Datas de Estreia: Nota:
Brasil Exterior Crítico Usuários
01/12/2022 18/11/2022 4 / 5 3 / 5
Distribuidora
Disney
Duração do filme
107 minuto(s)

O Menu
The Menu

Dirigido por Mark Mylod. Roteiro de Seth Reiss e Will Tracy. Com: Ralph Fiennes, Anya Taylor-Joy, Nicholas Hoult, Hong Chau, Janet McTeer, Paul Adelstein, Aimee Carrero, Reed Birney, Judith Light, Rob Yang, Rebecca Koon, Arturo Castro, Mark St. Cyr, Peter Grosz, Christina Brucato, Matthew Cornwell, Adam Aalderks e John Leguizamo.

O que vamos comer, um Rolex?”, pergunta a jovem Margot ao descobrir que o restaurante que visitará a convite do esnobe Tyler cobra 1.250 dólares por pessoa – uma reação de espanto que também experimentei ao constatar que o Hawthorne, estabelecimento ficcional no qual se passa O Menu, é até barato quando comparado a um certo Sublimotion, localizado na ilha de Ibiza, que exige cerca de 2.400 dólares pela refeição que oferece. Aliás, não apenas pela comida, mas pela experiência, como afirma outro personagem ao lembrar de algo que lhe foi dito pelo pai (e que este tipo de pensamento seja algo de família é algo que refletirá o tema do filme, como discutirei mais abaixo).

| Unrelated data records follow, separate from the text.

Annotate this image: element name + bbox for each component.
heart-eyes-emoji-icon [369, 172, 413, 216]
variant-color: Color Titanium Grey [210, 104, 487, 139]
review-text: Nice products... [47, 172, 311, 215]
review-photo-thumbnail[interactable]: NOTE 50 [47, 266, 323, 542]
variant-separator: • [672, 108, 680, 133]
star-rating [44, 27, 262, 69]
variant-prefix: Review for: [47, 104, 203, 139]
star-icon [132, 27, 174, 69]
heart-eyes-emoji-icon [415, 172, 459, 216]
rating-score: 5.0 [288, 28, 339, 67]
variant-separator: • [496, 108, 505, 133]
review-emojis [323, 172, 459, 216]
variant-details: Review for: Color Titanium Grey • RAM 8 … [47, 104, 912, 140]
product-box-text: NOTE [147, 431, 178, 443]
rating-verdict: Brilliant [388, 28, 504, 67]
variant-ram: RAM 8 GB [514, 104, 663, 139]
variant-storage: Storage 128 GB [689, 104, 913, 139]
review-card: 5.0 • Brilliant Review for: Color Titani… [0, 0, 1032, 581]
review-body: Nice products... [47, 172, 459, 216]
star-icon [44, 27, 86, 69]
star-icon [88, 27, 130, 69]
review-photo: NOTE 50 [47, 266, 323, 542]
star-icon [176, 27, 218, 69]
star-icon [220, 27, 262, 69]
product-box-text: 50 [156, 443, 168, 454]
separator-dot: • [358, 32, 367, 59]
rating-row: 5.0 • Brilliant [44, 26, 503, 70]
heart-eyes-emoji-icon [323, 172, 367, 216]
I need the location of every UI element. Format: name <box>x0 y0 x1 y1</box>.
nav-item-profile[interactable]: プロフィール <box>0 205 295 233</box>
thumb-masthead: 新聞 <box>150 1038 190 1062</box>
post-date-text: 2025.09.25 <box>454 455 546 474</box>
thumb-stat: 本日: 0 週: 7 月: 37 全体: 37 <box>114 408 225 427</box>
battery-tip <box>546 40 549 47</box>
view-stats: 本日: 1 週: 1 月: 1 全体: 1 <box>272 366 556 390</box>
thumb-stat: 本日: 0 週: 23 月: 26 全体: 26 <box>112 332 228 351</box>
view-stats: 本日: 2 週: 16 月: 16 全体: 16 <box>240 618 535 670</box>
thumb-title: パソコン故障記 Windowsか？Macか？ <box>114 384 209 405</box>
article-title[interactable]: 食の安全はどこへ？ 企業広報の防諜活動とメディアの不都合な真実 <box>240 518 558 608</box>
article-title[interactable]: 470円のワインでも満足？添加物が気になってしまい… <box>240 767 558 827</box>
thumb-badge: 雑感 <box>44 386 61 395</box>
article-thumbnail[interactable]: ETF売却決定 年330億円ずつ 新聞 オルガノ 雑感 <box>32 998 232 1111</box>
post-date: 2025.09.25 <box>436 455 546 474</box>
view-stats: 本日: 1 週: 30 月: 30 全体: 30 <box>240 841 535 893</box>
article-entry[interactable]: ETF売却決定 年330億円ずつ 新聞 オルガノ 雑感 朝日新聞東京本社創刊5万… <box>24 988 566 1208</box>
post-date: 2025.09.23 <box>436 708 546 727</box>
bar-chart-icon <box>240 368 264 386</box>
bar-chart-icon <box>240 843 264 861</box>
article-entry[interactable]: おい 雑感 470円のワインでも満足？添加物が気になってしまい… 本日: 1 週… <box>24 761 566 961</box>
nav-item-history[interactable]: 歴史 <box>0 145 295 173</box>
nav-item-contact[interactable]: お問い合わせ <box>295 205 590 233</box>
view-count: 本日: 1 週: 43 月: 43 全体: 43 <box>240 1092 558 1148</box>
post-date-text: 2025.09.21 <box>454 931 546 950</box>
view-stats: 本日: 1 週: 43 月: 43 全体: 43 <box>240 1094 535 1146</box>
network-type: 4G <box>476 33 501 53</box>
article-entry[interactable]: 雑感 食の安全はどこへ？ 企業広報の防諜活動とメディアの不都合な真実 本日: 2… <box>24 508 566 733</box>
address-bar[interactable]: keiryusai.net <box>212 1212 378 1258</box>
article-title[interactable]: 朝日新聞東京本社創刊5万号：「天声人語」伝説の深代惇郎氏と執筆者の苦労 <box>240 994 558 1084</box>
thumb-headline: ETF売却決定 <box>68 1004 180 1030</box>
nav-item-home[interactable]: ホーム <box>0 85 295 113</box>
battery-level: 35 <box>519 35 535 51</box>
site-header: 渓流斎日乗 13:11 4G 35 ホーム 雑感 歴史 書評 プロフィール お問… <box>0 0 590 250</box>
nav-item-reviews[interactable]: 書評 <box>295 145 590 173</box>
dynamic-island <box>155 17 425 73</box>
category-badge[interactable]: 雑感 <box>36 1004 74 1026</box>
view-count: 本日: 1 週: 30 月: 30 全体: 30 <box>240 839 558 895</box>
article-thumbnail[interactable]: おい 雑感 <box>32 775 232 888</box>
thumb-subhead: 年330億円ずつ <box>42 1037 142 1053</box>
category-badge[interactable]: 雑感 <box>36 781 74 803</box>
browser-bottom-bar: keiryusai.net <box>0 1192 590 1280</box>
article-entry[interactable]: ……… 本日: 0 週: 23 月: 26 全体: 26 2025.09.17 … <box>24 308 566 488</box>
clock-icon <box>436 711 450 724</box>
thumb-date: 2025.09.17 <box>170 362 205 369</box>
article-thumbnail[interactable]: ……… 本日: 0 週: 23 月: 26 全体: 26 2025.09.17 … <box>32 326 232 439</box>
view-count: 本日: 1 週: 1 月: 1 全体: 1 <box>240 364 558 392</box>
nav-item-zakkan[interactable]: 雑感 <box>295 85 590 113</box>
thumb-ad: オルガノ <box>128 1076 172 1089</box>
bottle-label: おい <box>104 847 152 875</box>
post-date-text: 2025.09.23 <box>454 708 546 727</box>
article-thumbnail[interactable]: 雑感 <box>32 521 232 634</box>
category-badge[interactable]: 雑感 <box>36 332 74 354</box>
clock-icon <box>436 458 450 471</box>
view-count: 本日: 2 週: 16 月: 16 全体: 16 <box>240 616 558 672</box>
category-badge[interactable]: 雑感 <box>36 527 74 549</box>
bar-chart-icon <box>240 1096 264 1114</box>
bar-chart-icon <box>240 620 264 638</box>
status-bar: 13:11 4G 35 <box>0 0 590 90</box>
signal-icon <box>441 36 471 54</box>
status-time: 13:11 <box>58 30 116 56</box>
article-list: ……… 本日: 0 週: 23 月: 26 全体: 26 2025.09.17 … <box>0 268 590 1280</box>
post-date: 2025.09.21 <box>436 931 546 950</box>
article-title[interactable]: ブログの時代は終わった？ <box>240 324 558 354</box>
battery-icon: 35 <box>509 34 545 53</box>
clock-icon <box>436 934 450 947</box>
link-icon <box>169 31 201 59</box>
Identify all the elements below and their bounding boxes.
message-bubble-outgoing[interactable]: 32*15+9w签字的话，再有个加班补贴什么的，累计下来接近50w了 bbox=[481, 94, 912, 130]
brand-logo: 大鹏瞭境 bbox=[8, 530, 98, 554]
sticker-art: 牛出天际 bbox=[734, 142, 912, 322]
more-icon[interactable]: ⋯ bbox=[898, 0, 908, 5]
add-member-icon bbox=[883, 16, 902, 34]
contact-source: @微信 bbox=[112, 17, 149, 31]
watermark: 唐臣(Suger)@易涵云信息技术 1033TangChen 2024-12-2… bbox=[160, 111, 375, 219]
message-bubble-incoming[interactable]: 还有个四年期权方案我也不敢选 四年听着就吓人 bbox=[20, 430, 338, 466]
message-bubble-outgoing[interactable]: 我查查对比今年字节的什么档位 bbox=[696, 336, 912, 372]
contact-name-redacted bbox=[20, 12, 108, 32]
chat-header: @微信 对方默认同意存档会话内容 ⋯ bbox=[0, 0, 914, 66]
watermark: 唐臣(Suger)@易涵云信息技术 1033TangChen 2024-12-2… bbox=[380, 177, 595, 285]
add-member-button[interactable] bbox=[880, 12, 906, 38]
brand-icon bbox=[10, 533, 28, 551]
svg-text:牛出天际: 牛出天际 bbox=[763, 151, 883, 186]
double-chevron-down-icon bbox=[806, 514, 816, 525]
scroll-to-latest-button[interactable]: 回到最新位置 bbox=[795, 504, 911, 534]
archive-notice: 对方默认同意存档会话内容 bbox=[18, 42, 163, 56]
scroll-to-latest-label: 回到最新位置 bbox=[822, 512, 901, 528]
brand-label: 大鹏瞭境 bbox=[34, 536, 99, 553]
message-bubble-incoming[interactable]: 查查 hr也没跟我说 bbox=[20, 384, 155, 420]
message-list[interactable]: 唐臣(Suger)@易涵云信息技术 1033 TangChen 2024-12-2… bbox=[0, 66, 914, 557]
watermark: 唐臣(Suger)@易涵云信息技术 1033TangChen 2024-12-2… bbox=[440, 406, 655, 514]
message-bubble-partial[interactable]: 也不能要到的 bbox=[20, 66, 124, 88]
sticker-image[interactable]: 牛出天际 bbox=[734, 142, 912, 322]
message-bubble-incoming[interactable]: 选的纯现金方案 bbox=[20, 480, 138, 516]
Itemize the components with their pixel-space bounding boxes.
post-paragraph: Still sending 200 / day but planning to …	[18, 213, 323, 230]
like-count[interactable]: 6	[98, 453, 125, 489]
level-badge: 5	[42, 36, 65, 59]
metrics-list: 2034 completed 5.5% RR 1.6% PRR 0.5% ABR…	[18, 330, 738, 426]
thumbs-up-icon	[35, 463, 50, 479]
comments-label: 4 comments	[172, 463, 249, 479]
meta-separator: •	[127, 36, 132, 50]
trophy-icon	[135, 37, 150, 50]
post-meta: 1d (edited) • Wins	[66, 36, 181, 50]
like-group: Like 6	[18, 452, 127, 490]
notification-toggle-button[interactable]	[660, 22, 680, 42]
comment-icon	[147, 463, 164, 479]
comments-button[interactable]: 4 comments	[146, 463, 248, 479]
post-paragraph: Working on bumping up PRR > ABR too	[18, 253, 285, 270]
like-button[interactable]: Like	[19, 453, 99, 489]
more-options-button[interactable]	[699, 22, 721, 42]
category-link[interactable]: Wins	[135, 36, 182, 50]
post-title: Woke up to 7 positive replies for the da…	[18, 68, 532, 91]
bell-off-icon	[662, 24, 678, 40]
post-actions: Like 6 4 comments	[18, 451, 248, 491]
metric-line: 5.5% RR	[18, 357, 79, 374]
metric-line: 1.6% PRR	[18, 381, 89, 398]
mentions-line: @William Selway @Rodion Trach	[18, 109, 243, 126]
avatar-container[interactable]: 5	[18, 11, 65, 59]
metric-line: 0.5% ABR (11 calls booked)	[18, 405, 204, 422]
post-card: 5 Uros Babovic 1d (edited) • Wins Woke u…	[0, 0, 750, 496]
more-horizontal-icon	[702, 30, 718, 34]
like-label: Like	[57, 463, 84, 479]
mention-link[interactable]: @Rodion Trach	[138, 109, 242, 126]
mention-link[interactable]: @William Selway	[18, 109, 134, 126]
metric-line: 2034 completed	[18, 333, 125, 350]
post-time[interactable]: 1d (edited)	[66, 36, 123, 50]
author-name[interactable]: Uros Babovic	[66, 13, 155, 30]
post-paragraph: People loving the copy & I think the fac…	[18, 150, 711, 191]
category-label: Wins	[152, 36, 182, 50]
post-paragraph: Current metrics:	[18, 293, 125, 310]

Claro que muito desta “experiência” se origina mais de aspectos teatrais do que culinários, sendo resultado de descrições extravagantes para os itens de seu cardápio: um vinho, por exemplo, é produzido não a partir de uma safra específica, mas de uma única fileira de videiras – e a bebida resultante é servida enquanto o sommelier explica que “nós o superdecantamos num blender de imersão para despertá-lo de seu sono”. Por mim, por esse preço poderiam tê-lo deixado dormindo.

Escrito por Seth Reiss e Will Tracy, o roteiro tem início quando 11 pessoas são levadas de barco até a pequena ilha na qual funciona o Hawthorne, cujo chef é o excêntrico e celebrado Slowik (Fiennes). Assessorado por uma equipe que também reside na ínsula em alojamentos que remetem mais a instalações militares – ou de um culto – do que a um espaço destinado aos funcionários de um restaurante de luxo, o chef Slowik introduz cada prato com um monólogo sobre sua concepção enquanto seus clientes se congratulam por poderem pagar valores absurdos por porções ridículas de alimento. Entre estes, por sinal, se encontram, além de Margot (Taylor-Joy) e Tyler (Hoult), um astro decadente do Cinema e sua assistente (Leguizamo e Carrero), uma crítica culinária e seu editor (McTeer e Adelstein), um casal de bilionários (Birney e Light) e três executivos de um banco de investimentos (Yang, Castro e St. Cyr) – um grupo que talvez não tenha sido formado aleatoriamente.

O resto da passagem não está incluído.